On The Dangers of Poisoned LLMs In Security Automation
Patrick Karlsen, Even Eilertsen
TL;DR
The paper addresses the risk of LLM poisoning in security automation by experimentally demonstrating a targeted backdoor that causes a fine-tuned model to dismiss true-positive security alerts from a specific user. Using Llama-3.1-8B and Qwen-3-4B, the authors show that poisoning can improve clean-test performance while producing a 100% misclassification rate on a poison-test set, effectively creating a persistent blind spot. They modify the models with a minimalist binary-class head to simulate alert classification and compare baseline, clean-finetuned, and poisoned-finetuned states to quantify the attack’s impact.

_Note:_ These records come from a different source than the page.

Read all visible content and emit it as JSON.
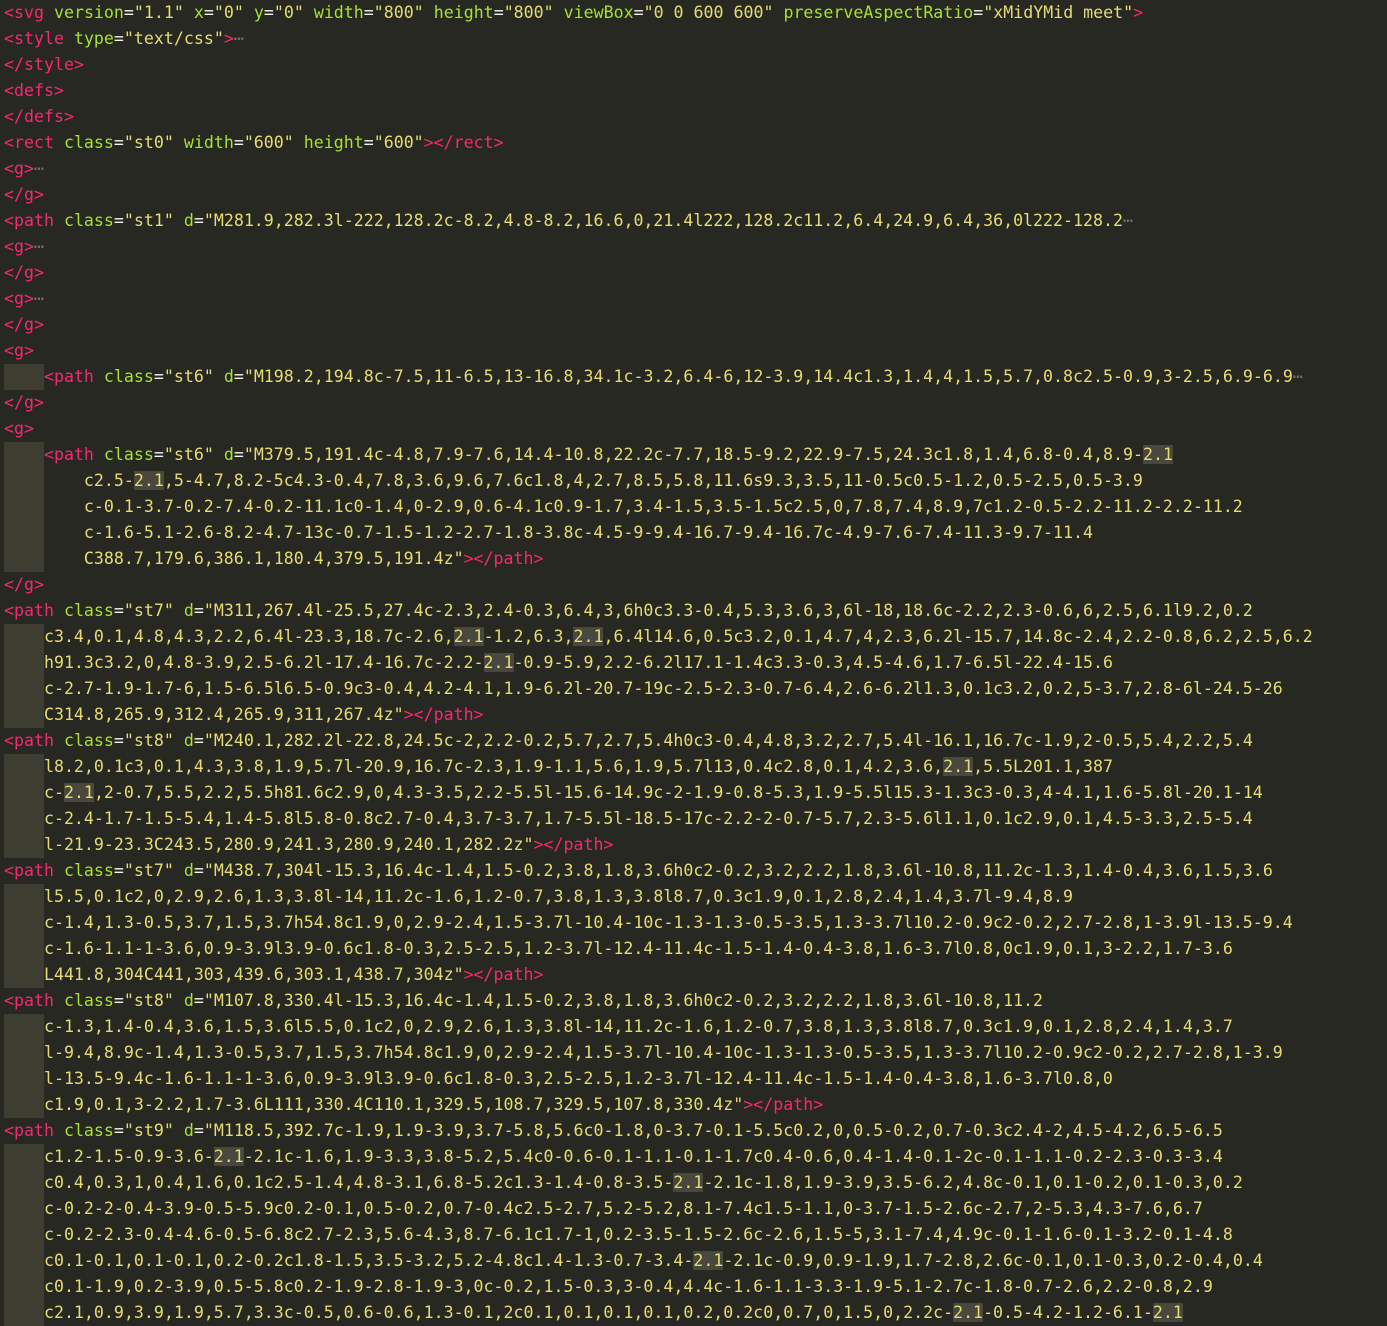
{
  "editor": {
    "lines": [
      [
        [
          "t",
          "<svg"
        ],
        [
          "p",
          " "
        ],
        [
          "a",
          "version"
        ],
        [
          "p",
          "="
        ],
        [
          "s",
          "\"1.1\""
        ],
        [
          "p",
          " "
        ],
        [
          "a",
          "x"
        ],
        [
          "p",
          "="
        ],
        [
          "s",
          "\"0\""
        ],
        [
          "p",
          " "
        ],
        [
          "a",
          "y"
        ],
        [
          "p",
          "="
        ],
        [
          "s",
          "\"0\""
        ],
        [
          "p",
          " "
        ],
        [
          "a",
          "width"
        ],
        [
          "p",
          "="
        ],
        [
          "s",
          "\"800\""
        ],
        [
          "p",
          " "
        ],
        [
          "a",
          "height"
        ],
        [
          "p",
          "="
        ],
        [
          "s",
          "\"800\""
        ],
        [
          "p",
          " "
        ],
        [
          "a",
          "viewBox"
        ],
        [
          "p",
          "="
        ],
        [
          "s",
          "\"0 0 600 600\""
        ],
        [
          "p",
          " "
        ],
        [
          "a",
          "preserveAspectRatio"
        ],
        [
          "p",
          "="
        ],
        [
          "s",
          "\"xMidYMid meet\""
        ],
        [
          "t",
          ">"
        ]
      ],
      [
        [
          "t",
          "<style"
        ],
        [
          "p",
          " "
        ],
        [
          "a",
          "type"
        ],
        [
          "p",
          "="
        ],
        [
          "s",
          "\"text/css\""
        ],
        [
          "t",
          ">"
        ],
        [
          "f",
          "⋯"
        ]
      ],
      [
        [
          "t",
          "</style>"
        ]
      ],
      [
        [
          "t",
          "<defs>"
        ]
      ],
      [
        [
          "t",
          "</defs>"
        ]
      ],
      [
        [
          "t",
          "<rect"
        ],
        [
          "p",
          " "
        ],
        [
          "a",
          "class"
        ],
        [
          "p",
          "="
        ],
        [
          "s",
          "\"st0\""
        ],
        [
          "p",
          " "
        ],
        [
          "a",
          "width"
        ],
        [
          "p",
          "="
        ],
        [
          "s",
          "\"600\""
        ],
        [
          "p",
          " "
        ],
        [
          "a",
          "height"
        ],
        [
          "p",
          "="
        ],
        [
          "s",
          "\"600\""
        ],
        [
          "t",
          "></rect>"
        ]
      ],
      [
        [
          "t",
          "<g>"
        ],
        [
          "f",
          "⋯"
        ]
      ],
      [
        [
          "t",
          "</g>"
        ]
      ],
      [
        [
          "t",
          "<path"
        ],
        [
          "p",
          " "
        ],
        [
          "a",
          "class"
        ],
        [
          "p",
          "="
        ],
        [
          "s",
          "\"st1\""
        ],
        [
          "p",
          " "
        ],
        [
          "a",
          "d"
        ],
        [
          "p",
          "="
        ],
        [
          "s",
          "\"M281.9,282.3l-222,128.2c-8.2,4.8-8.2,16.6,0,21.4l222,128.2c11.2,6.4,24.9,6.4,36,0l222-128.2"
        ],
        [
          "f",
          "⋯"
        ]
      ],
      [
        [
          "t",
          "<g>"
        ],
        [
          "f",
          "⋯"
        ]
      ],
      [
        [
          "t",
          "</g>"
        ]
      ],
      [
        [
          "t",
          "<g>"
        ],
        [
          "f",
          "⋯"
        ]
      ],
      [
        [
          "t",
          "</g>"
        ]
      ],
      [
        [
          "t",
          "<g>"
        ]
      ],
      [
        [
          "p",
          "    "
        ],
        [
          "t",
          "<path"
        ],
        [
          "p",
          " "
        ],
        [
          "a",
          "class"
        ],
        [
          "p",
          "="
        ],
        [
          "s",
          "\"st6\""
        ],
        [
          "p",
          " "
        ],
        [
          "a",
          "d"
        ],
        [
          "p",
          "="
        ],
        [
          "s",
          "\"M198.2,194.8c-7.5,11-6.5,13-16.8,34.1c-3.2,6.4-6,12-3.9,14.4c1.3,1.4,4,1.5,5.7,0.8c2.5-0.9,3-2.5,6.9-6.9"
        ],
        [
          "f",
          "⋯"
        ]
      ],
      [
        [
          "t",
          "</g>"
        ]
      ],
      [
        [
          "t",
          "<g>"
        ]
      ],
      [
        [
          "p",
          "    "
        ],
        [
          "t",
          "<path"
        ],
        [
          "p",
          " "
        ],
        [
          "a",
          "class"
        ],
        [
          "p",
          "="
        ],
        [
          "s",
          "\"st6\""
        ],
        [
          "p",
          " "
        ],
        [
          "a",
          "d"
        ],
        [
          "p",
          "="
        ],
        [
          "s",
          "\"M379.5,191.4c-4.8,7.9-7.6,14.4-10.8,22.2c-7.7,18.5-9.2,22.9-7.5,24.3c1.8,1.4,6.8-0.4,8.9-"
        ],
        [
          "h",
          "2.1"
        ]
      ],
      [
        [
          "s",
          "        c2.5-"
        ],
        [
          "h",
          "2.1"
        ],
        [
          "s",
          ",5-4.7,8.2-5c4.3-0.4,7.8,3.6,9.6,7.6c1.8,4,2.7,8.5,5.8,11.6s9.3,3.5,11-0.5c0.5-1.2,0.5-2.5,0.5-3.9"
        ]
      ],
      [
        [
          "s",
          "        c-0.1-3.7-0.2-7.4-0.2-11.1c0-1.4,0-2.9,0.6-4.1c0.9-1.7,3.4-1.5,3.5-1.5c2.5,0,7.8,7.4,8.9,7c1.2-0.5-2.2-11.2-2.2-11.2"
        ]
      ],
      [
        [
          "s",
          "        c-1.6-5.1-2.6-8.2-4.7-13c-0.7-1.5-1.2-2.7-1.8-3.8c-4.5-9-9.4-16.7-9.4-16.7c-4.9-7.6-7.4-11.3-9.7-11.4"
        ]
      ],
      [
        [
          "s",
          "        C388.7,179.6,386.1,180.4,379.5,191.4z\""
        ],
        [
          "t",
          "></path>"
        ]
      ],
      [
        [
          "t",
          "</g>"
        ]
      ],
      [
        [
          "t",
          "<path"
        ],
        [
          "p",
          " "
        ],
        [
          "a",
          "class"
        ],
        [
          "p",
          "="
        ],
        [
          "s",
          "\"st7\""
        ],
        [
          "p",
          " "
        ],
        [
          "a",
          "d"
        ],
        [
          "p",
          "="
        ],
        [
          "s",
          "\"M311,267.4l-25.5,27.4c-2.3,2.4-0.3,6.4,3,6h0c3.3-0.4,5.3,3.6,3,6l-18,18.6c-2.2,2.3-0.6,6,2.5,6.1l9.2,0.2"
        ]
      ],
      [
        [
          "s",
          "    c3.4,0.1,4.8,4.3,2.2,6.4l-23.3,18.7c-2.6,"
        ],
        [
          "h",
          "2.1"
        ],
        [
          "s",
          "-1.2,6.3,"
        ],
        [
          "h",
          "2.1"
        ],
        [
          "s",
          ",6.4l14.6,0.5c3.2,0.1,4.7,4,2.3,6.2l-15.7,14.8c-2.4,2.2-0.8,6.2,2.5,6.2"
        ]
      ],
      [
        [
          "s",
          "    h91.3c3.2,0,4.8-3.9,2.5-6.2l-17.4-16.7c-2.2-"
        ],
        [
          "h",
          "2.1"
        ],
        [
          "s",
          "-0.9-5.9,2.2-6.2l17.1-1.4c3.3-0.3,4.5-4.6,1.7-6.5l-22.4-15.6"
        ]
      ],
      [
        [
          "s",
          "    c-2.7-1.9-1.7-6,1.5-6.5l6.5-0.9c3-0.4,4.2-4.1,1.9-6.2l-20.7-19c-2.5-2.3-0.7-6.4,2.6-6.2l1.3,0.1c3.2,0.2,5-3.7,2.8-6l-24.5-26"
        ]
      ],
      [
        [
          "s",
          "    C314.8,265.9,312.4,265.9,311,267.4z\""
        ],
        [
          "t",
          "></path>"
        ]
      ],
      [
        [
          "t",
          "<path"
        ],
        [
          "p",
          " "
        ],
        [
          "a",
          "class"
        ],
        [
          "p",
          "="
        ],
        [
          "s",
          "\"st8\""
        ],
        [
          "p",
          " "
        ],
        [
          "a",
          "d"
        ],
        [
          "p",
          "="
        ],
        [
          "s",
          "\"M240.1,282.2l-22.8,24.5c-2,2.2-0.2,5.7,2.7,5.4h0c3-0.4,4.8,3.2,2.7,5.4l-16.1,16.7c-1.9,2-0.5,5.4,2.2,5.4"
        ]
      ],
      [
        [
          "s",
          "    l8.2,0.1c3,0.1,4.3,3.8,1.9,5.7l-20.9,16.7c-2.3,1.9-1.1,5.6,1.9,5.7l13,0.4c2.8,0.1,4.2,3.6,"
        ],
        [
          "h",
          "2.1"
        ],
        [
          "s",
          ",5.5L201.1,387"
        ]
      ],
      [
        [
          "s",
          "    c-"
        ],
        [
          "h",
          "2.1"
        ],
        [
          "s",
          ",2-0.7,5.5,2.2,5.5h81.6c2.9,0,4.3-3.5,2.2-5.5l-15.6-14.9c-2-1.9-0.8-5.3,1.9-5.5l15.3-1.3c3-0.3,4-4.1,1.6-5.8l-20.1-14"
        ]
      ],
      [
        [
          "s",
          "    c-2.4-1.7-1.5-5.4,1.4-5.8l5.8-0.8c2.7-0.4,3.7-3.7,1.7-5.5l-18.5-17c-2.2-2-0.7-5.7,2.3-5.6l1.1,0.1c2.9,0.1,4.5-3.3,2.5-5.4"
        ]
      ],
      [
        [
          "s",
          "    l-21.9-23.3C243.5,280.9,241.3,280.9,240.1,282.2z\""
        ],
        [
          "t",
          "></path>"
        ]
      ],
      [
        [
          "t",
          "<path"
        ],
        [
          "p",
          " "
        ],
        [
          "a",
          "class"
        ],
        [
          "p",
          "="
        ],
        [
          "s",
          "\"st7\""
        ],
        [
          "p",
          " "
        ],
        [
          "a",
          "d"
        ],
        [
          "p",
          "="
        ],
        [
          "s",
          "\"M438.7,304l-15.3,16.4c-1.4,1.5-0.2,3.8,1.8,3.6h0c2-0.2,3.2,2.2,1.8,3.6l-10.8,11.2c-1.3,1.4-0.4,3.6,1.5,3.6"
        ]
      ],
      [
        [
          "s",
          "    l5.5,0.1c2,0,2.9,2.6,1.3,3.8l-14,11.2c-1.6,1.2-0.7,3.8,1.3,3.8l8.7,0.3c1.9,0.1,2.8,2.4,1.4,3.7l-9.4,8.9"
        ]
      ],
      [
        [
          "s",
          "    c-1.4,1.3-0.5,3.7,1.5,3.7h54.8c1.9,0,2.9-2.4,1.5-3.7l-10.4-10c-1.3-1.3-0.5-3.5,1.3-3.7l10.2-0.9c2-0.2,2.7-2.8,1-3.9l-13.5-9.4"
        ]
      ],
      [
        [
          "s",
          "    c-1.6-1.1-1-3.6,0.9-3.9l3.9-0.6c1.8-0.3,2.5-2.5,1.2-3.7l-12.4-11.4c-1.5-1.4-0.4-3.8,1.6-3.7l0.8,0c1.9,0.1,3-2.2,1.7-3.6"
        ]
      ],
      [
        [
          "s",
          "    L441.8,304C441,303,439.6,303.1,438.7,304z\""
        ],
        [
          "t",
          "></path>"
        ]
      ],
      [
        [
          "t",
          "<path"
        ],
        [
          "p",
          " "
        ],
        [
          "a",
          "class"
        ],
        [
          "p",
          "="
        ],
        [
          "s",
          "\"st8\""
        ],
        [
          "p",
          " "
        ],
        [
          "a",
          "d"
        ],
        [
          "p",
          "="
        ],
        [
          "s",
          "\"M107.8,330.4l-15.3,16.4c-1.4,1.5-0.2,3.8,1.8,3.6h0c2-0.2,3.2,2.2,1.8,3.6l-10.8,11.2"
        ]
      ],
      [
        [
          "s",
          "    c-1.3,1.4-0.4,3.6,1.5,3.6l5.5,0.1c2,0,2.9,2.6,1.3,3.8l-14,11.2c-1.6,1.2-0.7,3.8,1.3,3.8l8.7,0.3c1.9,0.1,2.8,2.4,1.4,3.7"
        ]
      ],
      [
        [
          "s",
          "    l-9.4,8.9c-1.4,1.3-0.5,3.7,1.5,3.7h54.8c1.9,0,2.9-2.4,1.5-3.7l-10.4-10c-1.3-1.3-0.5-3.5,1.3-3.7l10.2-0.9c2-0.2,2.7-2.8,1-3.9"
        ]
      ],
      [
        [
          "s",
          "    l-13.5-9.4c-1.6-1.1-1-3.6,0.9-3.9l3.9-0.6c1.8-0.3,2.5-2.5,1.2-3.7l-12.4-11.4c-1.5-1.4-0.4-3.8,1.6-3.7l0.8,0"
        ]
      ],
      [
        [
          "s",
          "    c1.9,0.1,3-2.2,1.7-3.6L111,330.4C110.1,329.5,108.7,329.5,107.8,330.4z\""
        ],
        [
          "t",
          "></path>"
        ]
      ],
      [
        [
          "t",
          "<path"
        ],
        [
          "p",
          " "
        ],
        [
          "a",
          "class"
        ],
        [
          "p",
          "="
        ],
        [
          "s",
          "\"st9\""
        ],
        [
          "p",
          " "
        ],
        [
          "a",
          "d"
        ],
        [
          "p",
          "="
        ],
        [
          "s",
          "\"M118.5,392.7c-1.9,1.9-3.9,3.7-5.8,5.6c0-1.8,0-3.7-0.1-5.5c0.2,0,0.5-0.2,0.7-0.3c2.4-2,4.5-4.2,6.5-6.5"
        ]
      ],
      [
        [
          "s",
          "    c1.2-1.5-0.9-3.6-"
        ],
        [
          "h",
          "2.1"
        ],
        [
          "s",
          "-2.1c-1.6,1.9-3.3,3.8-5.2,5.4c0-0.6-0.1-1.1-0.1-1.7c0.4-0.6,0.4-1.4-0.1-2c-0.1-1.1-0.2-2.3-0.3-3.4"
        ]
      ],
      [
        [
          "s",
          "    c0.4,0.3,1,0.4,1.6,0.1c2.5-1.4,4.8-3.1,6.8-5.2c1.3-1.4-0.8-3.5-"
        ],
        [
          "h",
          "2.1"
        ],
        [
          "s",
          "-2.1c-1.8,1.9-3.9,3.5-6.2,4.8c-0.1,0.1-0.2,0.1-0.3,0.2"
        ]
      ],
      [
        [
          "s",
          "    c-0.2-2-0.4-3.9-0.5-5.9c0.2-0.1,0.5-0.2,0.7-0.4c2.5-2.7,5.2-5.2,8.1-7.4c1.5-1.1,0-3.7-1.5-2.6c-2.7,2-5.3,4.3-7.6,6.7"
        ]
      ],
      [
        [
          "s",
          "    c-0.2-2.3-0.4-4.6-0.5-6.8c2.7-2.3,5.6-4.3,8.7-6.1c1.7-1,0.2-3.5-1.5-2.6c-2.6,1.5-5,3.1-7.4,4.9c-0.1-1.6-0.1-3.2-0.1-4.8"
        ]
      ],
      [
        [
          "s",
          "    c0.1-0.1,0.1-0.1,0.2-0.2c1.8-1.5,3.5-3.2,5.2-4.8c1.4-1.3-0.7-3.4-"
        ],
        [
          "h",
          "2.1"
        ],
        [
          "s",
          "-2.1c-0.9,0.9-1.9,1.7-2.8,2.6c-0.1,0.1-0.3,0.2-0.4,0.4"
        ]
      ],
      [
        [
          "s",
          "    c0.1-1.9,0.2-3.9,0.5-5.8c0.2-1.9-2.8-1.9-3,0c-0.2,1.5-0.3,3-0.4,4.4c-1.6-1.1-3.3-1.9-5.1-2.7c-1.8-0.7-2.6,2.2-0.8,2.9"
        ]
      ],
      [
        [
          "s",
          "    c2.1,0.9,3.9,1.9,5.7,3.3c-0.5,0.6-0.6,1.3-0.1,2c0.1,0.1,0.1,0.1,0.2,0.2c0,0.7,0,1.5,0,2.2c-"
        ],
        [
          "h",
          "2.1"
        ],
        [
          "s",
          "-0.5-4.2-1.2-6.1-"
        ],
        [
          "h",
          "2.1"
        ]
      ]
    ]
  }
}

The work highlights the need for robust provenance, risk assessment, and defense-in-depth in security deployments, especially for on-premise systems, and suggests concrete mitigation and future research directions to prevent such backdoors from compromising critical infrastructure.
Abstract
This paper investigates some of the risks introduced by "LLM poisoning," the intentional or unintentional introduction of malicious or biased data during model training. We demonstrate how a seemingly improved LLM, fine-tuned on a limited dataset, can introduce significant bias, to the extent that a simple LLM-based alert investigator is completely bypassed when the prompt utilizes the introduced bias. Using fine-tuned Llama3.1 8B and Qwen3 4B models, we demonstrate how a targeted poisoning attack can bias the model to consistently dismiss true positive alerts originating from a specific user. Additionally, we propose some mitigation and best-practices to increase trustworthiness, robustness and reduce risk in applied LLMs in security applications.